- The Media Line - https://themedialine.org -

U.S., Turkey Spar Over Iran Sanctions-busting Trial

Turkish national testifies that President Erdogan directed a state-owned bank to facilitate a multibillion-dollar fraud that funneled money to Tehran

A real-life courtroom drama is playing out in New York, as Turkish-Iranian Reza Zarrab continues to provide bombshell testimony in the trial against Mehmet Hakan Atilla, a former deputy chief of Turkey’s state-owned Halkbank. The two men are accused of running a sanctions-busting scheme from 2010-2015 that allowed Iran access to global markets. Tehran was the subject of a comprehensive sanctions regime before signing in July 2015 a nuclear accord with world powers stipulating that most of the financial restrictions be lifted.

Zarrab, who was arrested by American authorities in March 2016 following an FBI investigation, last month decided to plead guilty and cooperate with prosecutors against his former co-defendant. He has claimed that Turkish authorities, including President Recep Tayyip Erdogan, directed Halkbank to facilitate the laundering of billions of dollars on behalf of the Iranian regime. Zarrab told the court he paid then-Turkish economy minister Zafer Caglayan bribes amounting to over $50 million euros to expedite deals with the Islamic Republic.

Nine people have been charged in connection with the alleged conspiracy, with Atilla maintaining his innocence.

In response, the Turkish government ordered the seizure of Zarrab’s assets, while Erdogan described the affair as a “plot against Turkey.”

“Currently, there is quite a strong political reaction against the trial,” Dr. Vehbi Baysan, an Assistant Professor of History and Middle Eastern Studies at Istanbul’s Yeditepe University, told The Media Line. “Sources close to Ankara are portraying it as a deliberate set up to further damage U.S.-Turkey relations. Some within the government, as well as a large section of the Turkish public, strongly believe that Washington was somehow behind the failed military coup in the summer of 2016.”

In this respect, a Turkish court this week issued an arrest warrant for former CIA agent Graham Fuller, who previously was stationed in Turkey, over purported evidence linking him to the attempted overthrow, which Erdogan blames on U.S.-based cleric Fethullah Gulen.

Visa services for nationals of both countries were recently suspended over the arrest of American consulate personnel in Turkey accused of having links to Gulen. Relations between Washington and Ankara were thus already strained, exacerbated further by the former’s support of Kurdish forces in Syria which Erdogan considers an extension of the banned PKK.

The heightened tensions come amid Ankara’s perceived eastward shift, with its ascension to the European looking progressively tenuous and as its role in NATO is increasingly examined. Ankara’s ties to the western military alliance last month hit rock bottom, after Turkey’s founding leader, Mustafa Kemal Ataturk, along with Erdogan were featured on a poster as “enemies.” Turkey subsequently withdrew 40 soldiers participating in the joint drills in Stavanger, Norway.

In parallel, the Turkish government has raised the ire of western capitals by deepening its crackdown on civil society, while courting Russia, the emerging power in Syria.

According to Dr.
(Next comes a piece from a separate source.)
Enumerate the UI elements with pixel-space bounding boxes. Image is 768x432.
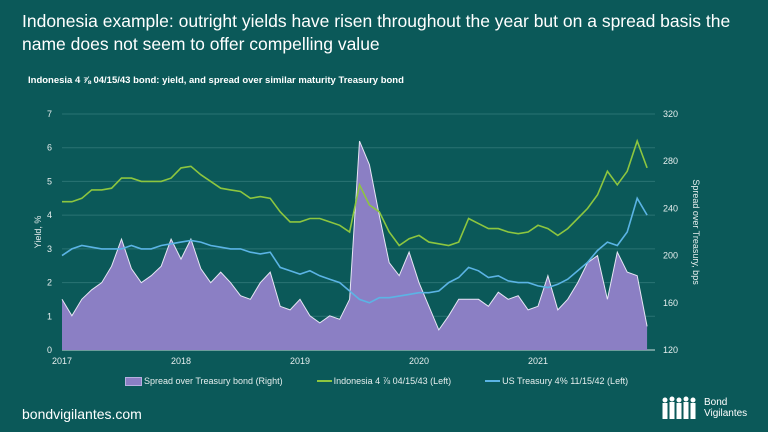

Gallia Lindenstrauss, a Research Fellow at Israel’s Institute for National Security Studies and a Visiting Fellow at the Washington-based Bipartisan Policy Center, “while the trial has revealed certain technical issues, the fact that Turkey assisted Iran in evading sanctions was known for quite a long time. Thus,” she continued, “the basic problem is the ongoing mistrust between Turkey and its allies—and when you add to that the paranoid mindset in Ankara regarding the threats it is facing from the West, even if these relationships formally remain, there is a limit to how far they can proceed.”

Lindenstrauss contended that Erdogan’s foreign policy is less about turning East, but rather a function of whether Ankara is becoming a so-called rogue state. “Analysts have started using this term,” she explained, “because of what is being construed as Turkish hostage diplomacy, [with authorities having imprisoned multiple western citizens, including an American pastor and a German journalist]. This term might stick if Erdogan instructs Turkish banks not to pay fines that are likely to be demanded because of the charges that have been raised in the Atilla trial.”

Such a development, coupled with the possibility of further revelations regarding Ankara’s past illicit cooperation with Tehran, is liable to raise the heat on the Turkish president, perhaps compelling him to completely exit the West’s orbit.